“Would you rather be a small fish in a big pond, or a big fish in a small pond?” It’s a pressing question pondered by salespeople at some point in the beginning of a career. Both ponds can teach us about ourselves and each of the ponds can give us a chance to expand our skills indefinitely, as each pond has its own set of challenges. When you consider this from a sales perspective there are even more challenges to consider.
In a small company you wonder if the company has invested in things like a lead management solution, good leads, or if the product is mature enough to even be sold. However, the upside can be huge as the company hits a stride. I know personally that startup companies in the right sectors are way more generous with commission for many reasons. They want the best talent, they want top-line growth, and they know in order to get it they have to be generous with commission. If you time it right you can essentially win the career lottery. However, if you stay too long with a company that is not hitting a stride, you are going to waste a few years of blood, sweat, and tears.
There are great leadership lessons associated with being either the big fish or little fish. No matter the size, companies are looking for good, honest, and hardworking individuals to fill their open positions. If you have those three required traits and the proper skills to match the position, the ball is in your court. When choosing your next job, it is important to consider a multitude of aspects directly affecting you and your future sales happiness and success: one of which is whether to go big or small.
Below are characteristics describing the culture of large corporations and small businesses. Imagine how you might fit.
Structure: If you are an individual who thrives off of structure and organization, then a large corporation might be for you. Most Fortune 500 companies have rotational and training programs in place to prepare their employees for their future roles in the company. You most likely have a mature sales workflow process, mature leads management solution, mature CRM system, along with a proven and tested management team.
Benefits: Because of their size, corporations can leverage the size of their work force when negotiating benefits for their employees; such as employee stock purchase plans (ESPP), health care packages, paid vacations. Every corporation has its own perks when it comes to benefits, but realistically you won’t find many at a startup – except for maybe lots of mountain dew and ramen noodles. Yep, we do offer lots of those little perks at ClickPoint.
Your Role: This is where the small fish in a big pond comes into play. In a corporation you are one of many working as a team to complete set goals. If you enjoy collaborating with others and relying on a group effort for finishing tasks, then a corporation can be a very good fit for you. However, there are often multiple levels of red tape, politicking, and bureaucracy. This is a key reason many that have been at large companies jump to test the waters with a startup or mid-size company.

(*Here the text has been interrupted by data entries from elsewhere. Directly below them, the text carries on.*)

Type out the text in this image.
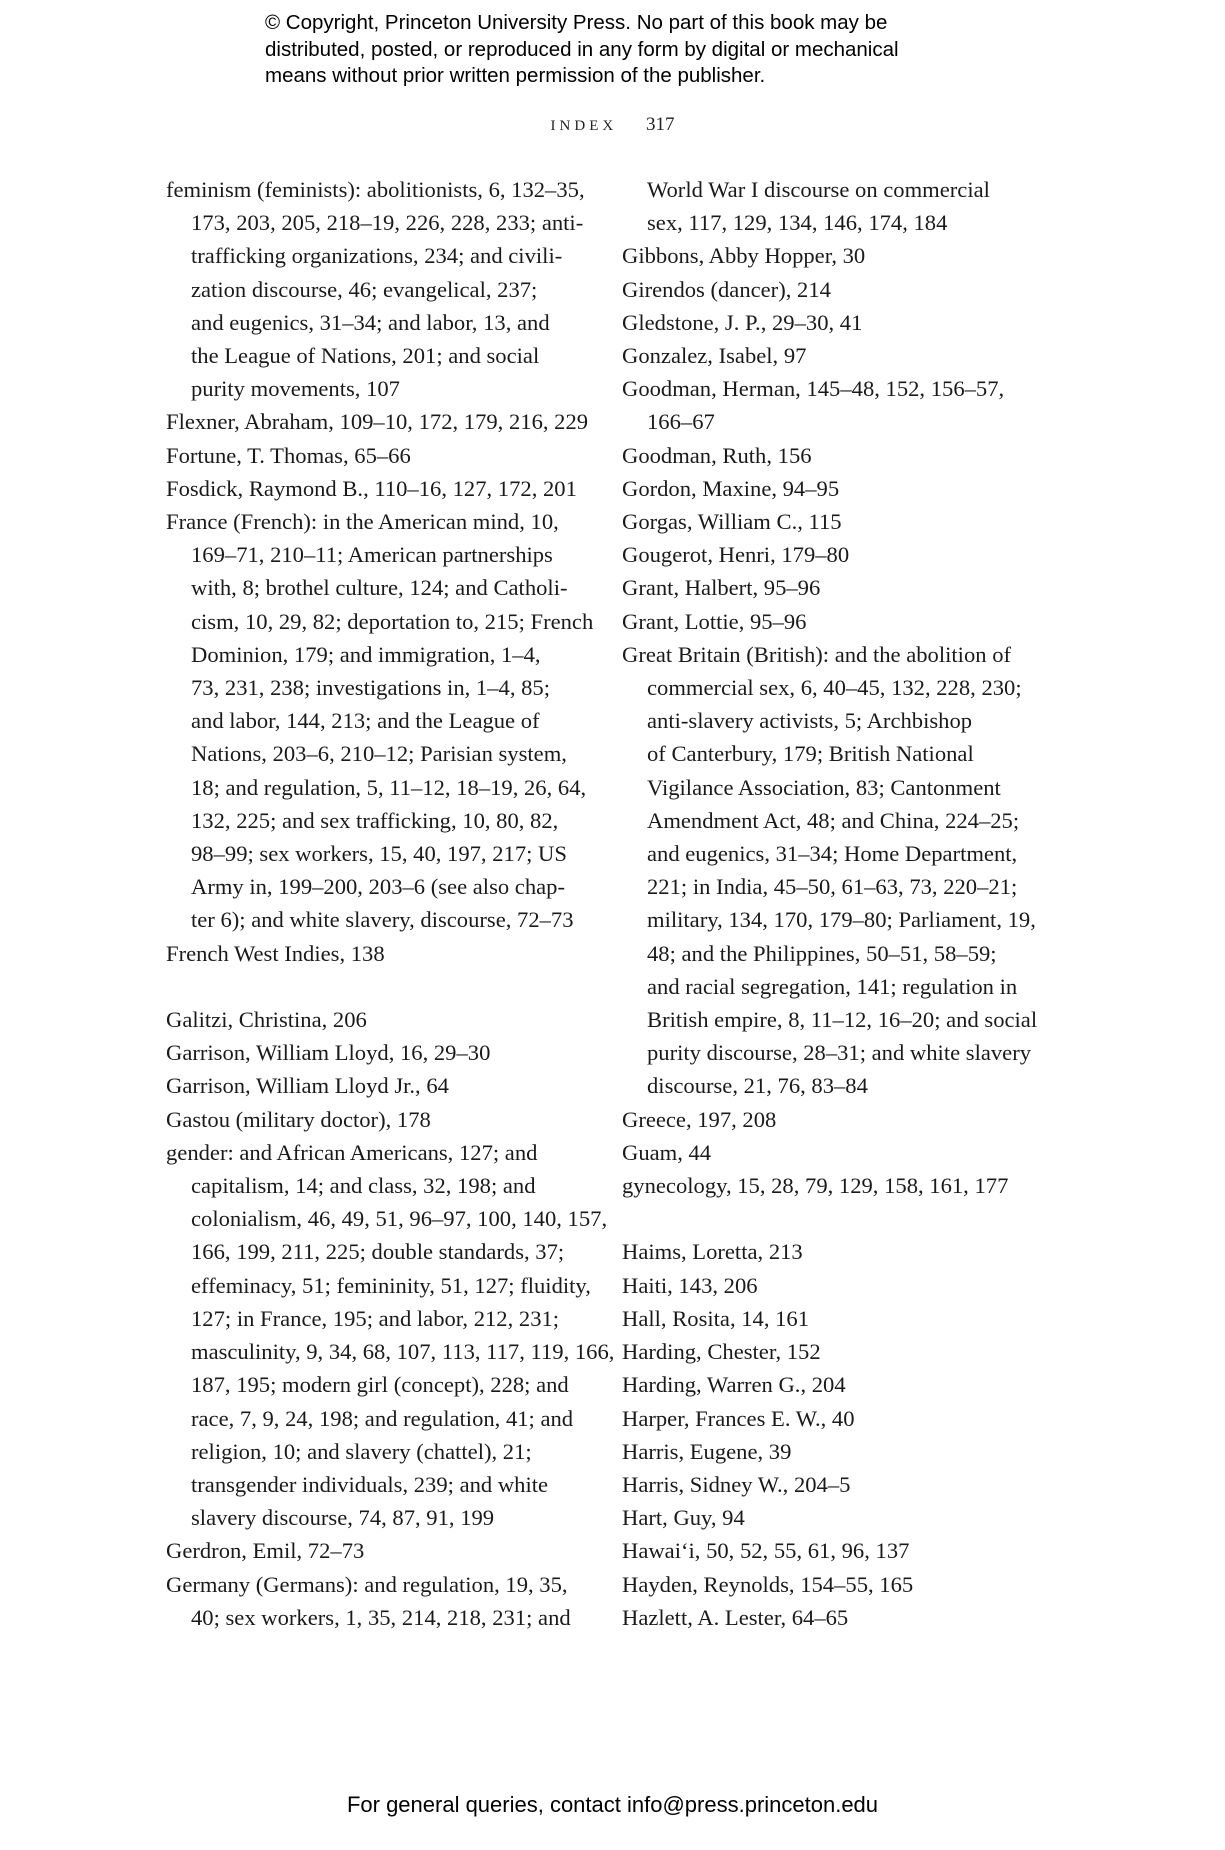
© Copyright, Princeton University Press. No part of this book may be
distributed, posted, or reproduced in any form by digital or mechanical
means without prior written permission of the publisher.
INDEX 317
feminism (feminists): abolitionists, 6, 132–35,
173, 203, 205, 218–19, 226, 228, 233; anti-
trafficking organizations, 234; and civili-
zation discourse, 46; evangelical, 237;
and eugenics, 31–34; and labor, 13, and
the League of Nations, 201; and social
purity movements, 107
Flexner, Abraham, 109–10, 172, 179, 216, 229
Fortune, T. Thomas, 65–66
Fosdick, Raymond B., 110–16, 127, 172, 201
France (French): in the American mind, 10,
169–71, 210–11; American partnerships
with, 8; brothel culture, 124; and Catholi-
cism, 10, 29, 82; deportation to, 215; French
Dominion, 179; and immigration, 1–4,
73, 231, 238; investigations in, 1–4, 85;
and labor, 144, 213; and the League of
Nations, 203–6, 210–12; Parisian system,
18; and regulation, 5, 11–12, 18–19, 26, 64,
132, 225; and sex trafficking, 10, 80, 82,
98–99; sex workers, 15, 40, 197, 217; US
Army in, 199–200, 203–6 (see also chap-
ter 6); and white slavery, discourse, 72–73
French West Indies, 138
Galitzi, Christina, 206
Garrison, William Lloyd, 16, 29–30
Garrison, William Lloyd Jr., 64
Gastou (military doctor), 178
gender: and African Americans, 127; and
capitalism, 14; and class, 32, 198; and
colonialism, 46, 49, 51, 96–97, 100, 140, 157,
166, 199, 211, 225; double standards, 37;
effeminacy, 51; femininity, 51, 127; fluidity,
127; in France, 195; and labor, 212, 231;
masculinity, 9, 34, 68, 107, 113, 117, 119, 166,
187, 195; modern girl (concept), 228; and
race, 7, 9, 24, 198; and regulation, 41; and
religion, 10; and slavery (chattel), 21;
transgender individuals, 239; and white
slavery discourse, 74, 87, 91, 199
Gerdron, Emil, 72–73
Germany (Germans): and regulation, 19, 35,
40; sex workers, 1, 35, 214, 218, 231; and
World War I discourse on commercial
sex, 117, 129, 134, 146, 174, 184
Gibbons, Abby Hopper, 30
Girendos (dancer), 214
Gledstone, J. P., 29–30, 41
Gonzalez, Isabel, 97
Goodman, Herman, 145–48, 152, 156–57,
166–67
Goodman, Ruth, 156
Gordon, Maxine, 94–95
Gorgas, William C., 115
Gougerot, Henri, 179–80
Grant, Halbert, 95–96
Grant, Lottie, 95–96
Great Britain (British): and the abolition of
commercial sex, 6, 40–45, 132, 228, 230;
anti-slavery activists, 5; Archbishop
of Canterbury, 179; British National
Vigilance Association, 83; Cantonment
Amendment Act, 48; and China, 224–25;
and eugenics, 31–34; Home Department,
221; in India, 45–50, 61–63, 73, 220–21;
military, 134, 170, 179–80; Parliament, 19,
48; and the Philippines, 50–51, 58–59;
and racial segregation, 141; regulation in
British empire, 8, 11–12, 16–20; and social
purity discourse, 28–31; and white slavery
discourse, 21, 76, 83–84
Greece, 197, 208
Guam, 44
gynecology, 15, 28, 79, 129, 158, 161, 177
Haims, Loretta, 213
Haiti, 143, 206
Hall, Rosita, 14, 161
Harding, Chester, 152
Harding, Warren G., 204
Harper, Frances E. W., 40
Harris, Eugene, 39
Harris, Sidney W., 204–5
Hart, Guy, 94
Hawai‘i, 50, 52, 55, 61, 96, 137
Hayden, Reynolds, 154–55, 165
Hazlett, A. Lester, 64–65
For general queries, contact info@press.princeton.edu
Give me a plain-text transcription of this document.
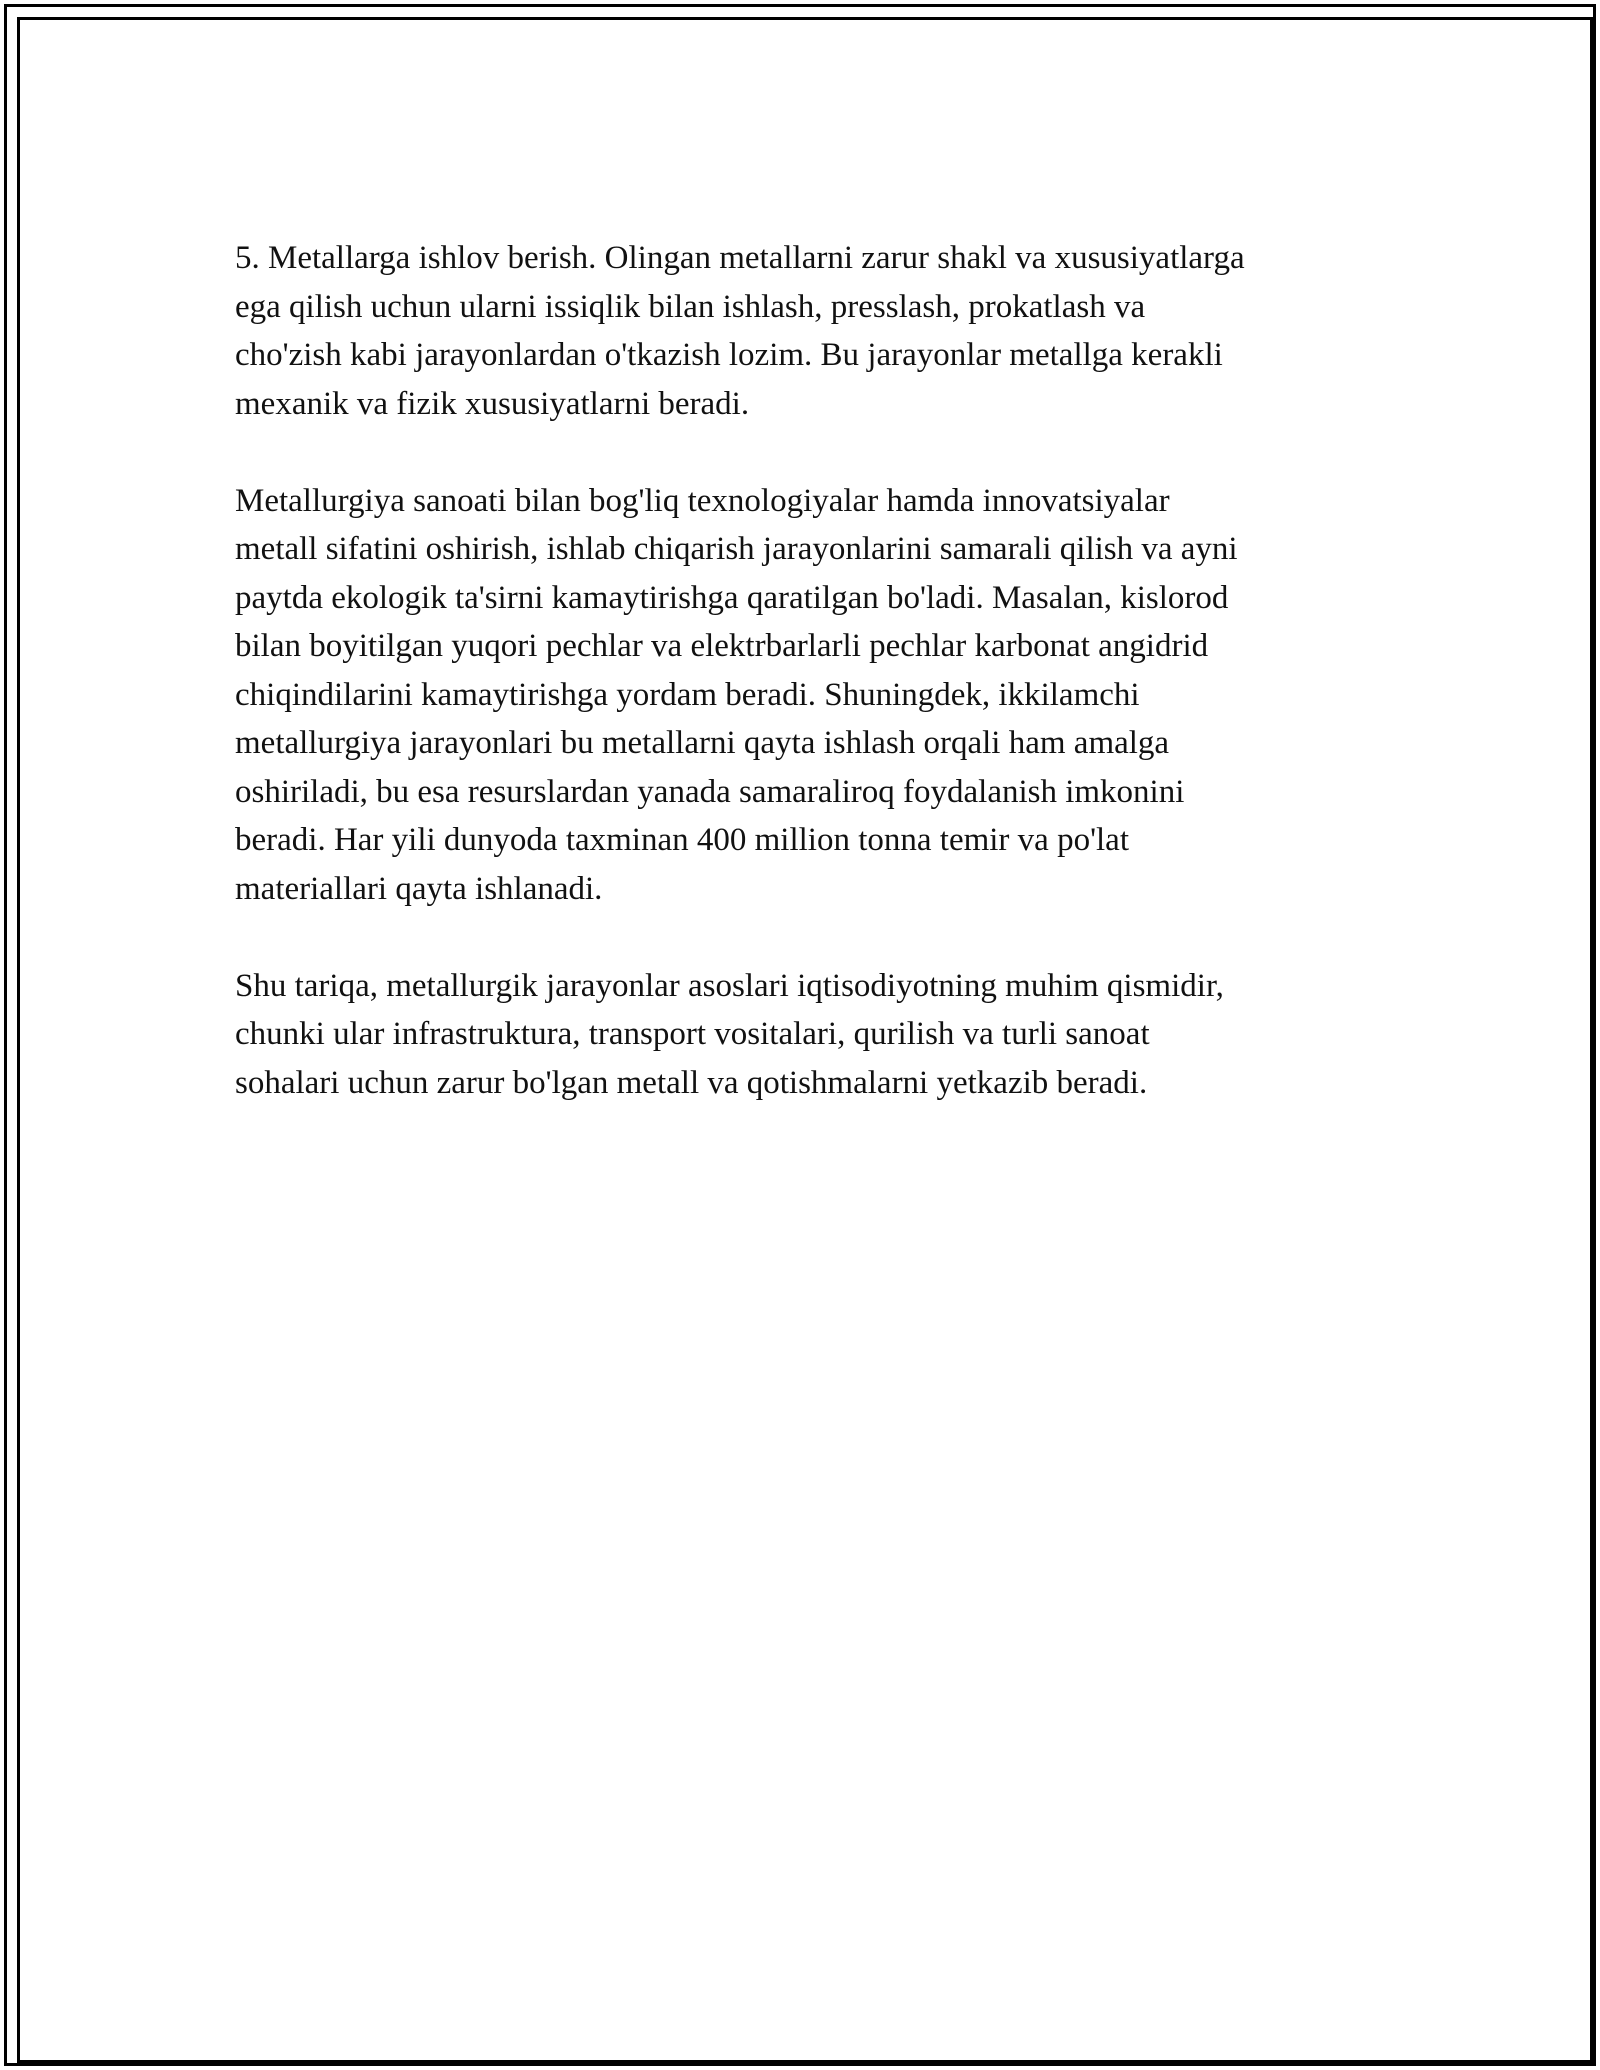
5. Metallarga ishlov berish. Olingan metallarni zarur shakl va xususiyatlarga
ega qilish uchun ularni issiqlik bilan ishlash, presslash, prokatlash va
cho'zish kabi jarayonlardan o'tkazish lozim. Bu jarayonlar metallga kerakli
mexanik va fizik xususiyatlarni beradi.

Metallurgiya sanoati bilan bog'liq texnologiyalar hamda innovatsiyalar
metall sifatini oshirish, ishlab chiqarish jarayonlarini samarali qilish va ayni
paytda ekologik ta'sirni kamaytirishga qaratilgan bo'ladi. Masalan, kislorod
bilan boyitilgan yuqori pechlar va elektrbarlarli pechlar karbonat angidrid
chiqindilarini kamaytirishga yordam beradi. Shuningdek, ikkilamchi
metallurgiya jarayonlari bu metallarni qayta ishlash orqali ham amalga
oshiriladi, bu esa resurslardan yanada samaraliroq foydalanish imkonini
beradi. Har yili dunyoda taxminan 400 million tonna temir va po'lat
materiallari qayta ishlanadi.

Shu tariqa, metallurgik jarayonlar asoslari iqtisodiyotning muhim qismidir,
chunki ular infrastruktura, transport vositalari, qurilish va turli sanoat
sohalari uchun zarur bo'lgan metall va qotishmalarni yetkazib beradi.
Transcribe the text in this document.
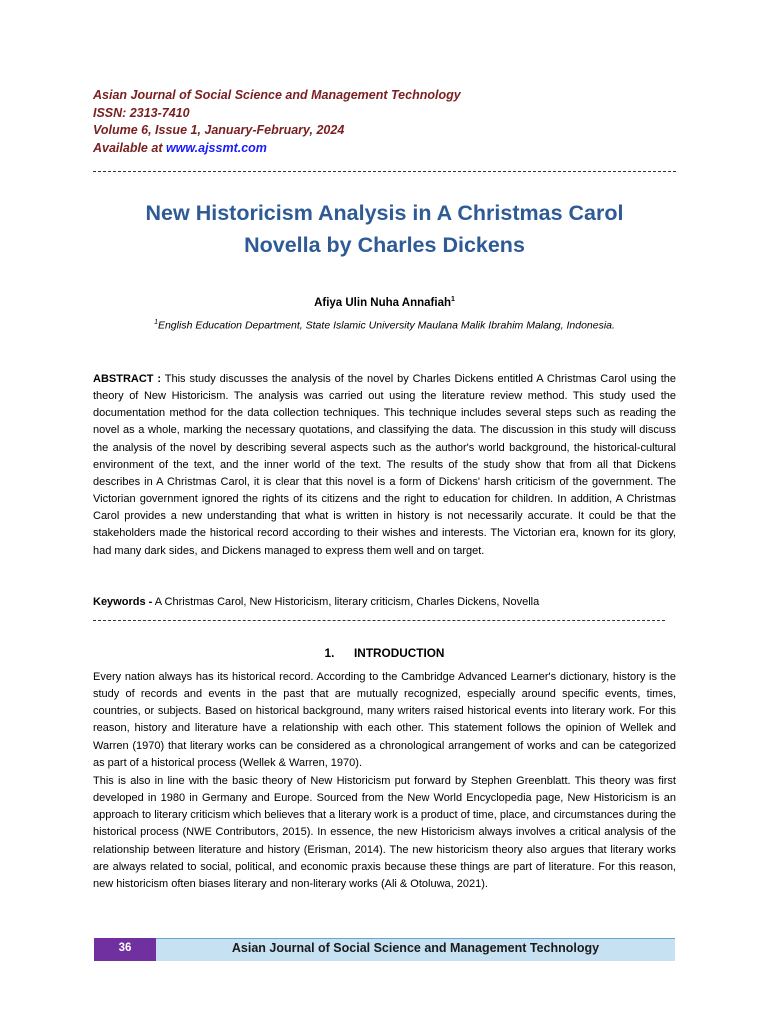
Asian Journal of Social Science and Management Technology
ISSN: 2313-7410
Volume 6, Issue 1, January-February, 2024
Available at www.ajssmt.com
New Historicism Analysis in A Christmas Carol
Novella by Charles Dickens
Afiya Ulin Nuha Annafiah$^1$
$^1$English Education Department, State Islamic University Maulana Malik Ibrahim Malang, Indonesia.
ABSTRACT : This study discusses the analysis of the novel by Charles Dickens entitled A Christmas Carol using the theory of New Historicism. The analysis was carried out using the literature review method. This study used the documentation method for the data collection techniques. This technique includes several steps such as reading the novel as a whole, marking the necessary quotations, and classifying the data. The discussion in this study will discuss the analysis of the novel by describing several aspects such as the author's world background, the historical-cultural environment of the text, and the inner world of the text. The results of the study show that from all that Dickens describes in A Christmas Carol, it is clear that this novel is a form of Dickens' harsh criticism of the government. The Victorian government ignored the rights of its citizens and the right to education for children. In addition, A Christmas Carol provides a new understanding that what is written in history is not necessarily accurate. It could be that the stakeholders made the historical record according to their wishes and interests. The Victorian era, known for its glory, had many dark sides, and Dickens managed to express them well and on target.
Keywords - A Christmas Carol, New Historicism, literary criticism, Charles Dickens, Novella
1.      INTRODUCTION
Every nation always has its historical record. According to the Cambridge Advanced Learner's dictionary, history is the study of records and events in the past that are mutually recognized, especially around specific events, times, countries, or subjects. Based on historical background, many writers raised historical events into literary work. For this reason, history and literature have a relationship with each other. This statement follows the opinion of Wellek and Warren (1970) that literary works can be considered as a chronological arrangement of works and can be categorized as part of a historical process (Wellek & Warren, 1970).
This is also in line with the basic theory of New Historicism put forward by Stephen Greenblatt. This theory was first developed in 1980 in Germany and Europe. Sourced from the New World Encyclopedia page, New Historicism is an approach to literary criticism which believes that a literary work is a product of time, place, and circumstances during the historical process (NWE Contributors, 2015). In essence, the new Historicism always involves a critical analysis of the relationship between literature and history (Erisman, 2014). The new historicism theory also argues that literary works are always related to social, political, and economic praxis because these things are part of literature. For this reason, new historicism often biases literary and non-literary works (Ali & Otoluwa, 2021).
36	Asian Journal of Social Science and Management Technology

Your Future: On the very first day on the job at a corporation, you will be handed a competitive network on a silver platter. You will possibly have successful leaders in your field surrounding you during the workday if you are at a company with a proven management team. As far as moving forward, you know how the corporate ladder of your company works. The vision is clear and you know what you need to accomplish to get there. You might have some middle managers that get in your way, but you should be able to dispatch them with ease if you’re a true sales leader.
Flexibility: In a small business, there is often more flexibility associated with your work schedule. A lot of start-ups are embracing a mobile workforce and offer benefits like picking your own hours. As long as you get the work completed, at the end of the day who cares? Now, with sales this can get tricky, but this is where that lead management or CRM solution comes into play. If you have a management team that has invested in this they can easily see what you are doing while at home. Of course this varies from business-to-business, however, a small business owner is likely to be more open to accommodating work hours for certain employees. Certain small business are generally fast-paced and it is a lot easier to excel, provided that you have the talent to do so. If you lack specialization in a certain field, but have the ability to learn new skills and handle a variety of projects you can thrive in a small business. If you are involved in multiple projects, you gain more experience and become more competent.
Taking the initiative: You stand a greater chance of being noticed within a small business – you’re not just a face in the crowd and you choose for yourself to stand out or not. Great small businesses are creative endeavors where smart risk taking occurs. That means that there is often room for any employee who is willing to think outside the box and wants to offer something new. You don’t know until you try, and in a small business new ideas are generally welcome.
Work Environment: A small business offers a more casual work environment. Corporations focus much more on management pushing culture down to the employees, resulting in the “corporate America” environment. The business culture in the smaller companies often has the feeling of being part of a family. You are all working together to solve big problems, while getting to know each other better –in large part because of the close-knit environment usually involved within a small business. Another factor that many small businesses offer is the ability for an employee to collaborate and work with upper levels of management – without having to go through multiple levels of management to reach the decision maker.
It’s up to you as to what size fish you would like to be. Whichever one you choose, know that it’s not really the size of the pond that matters, it’s whether you swim with purpose.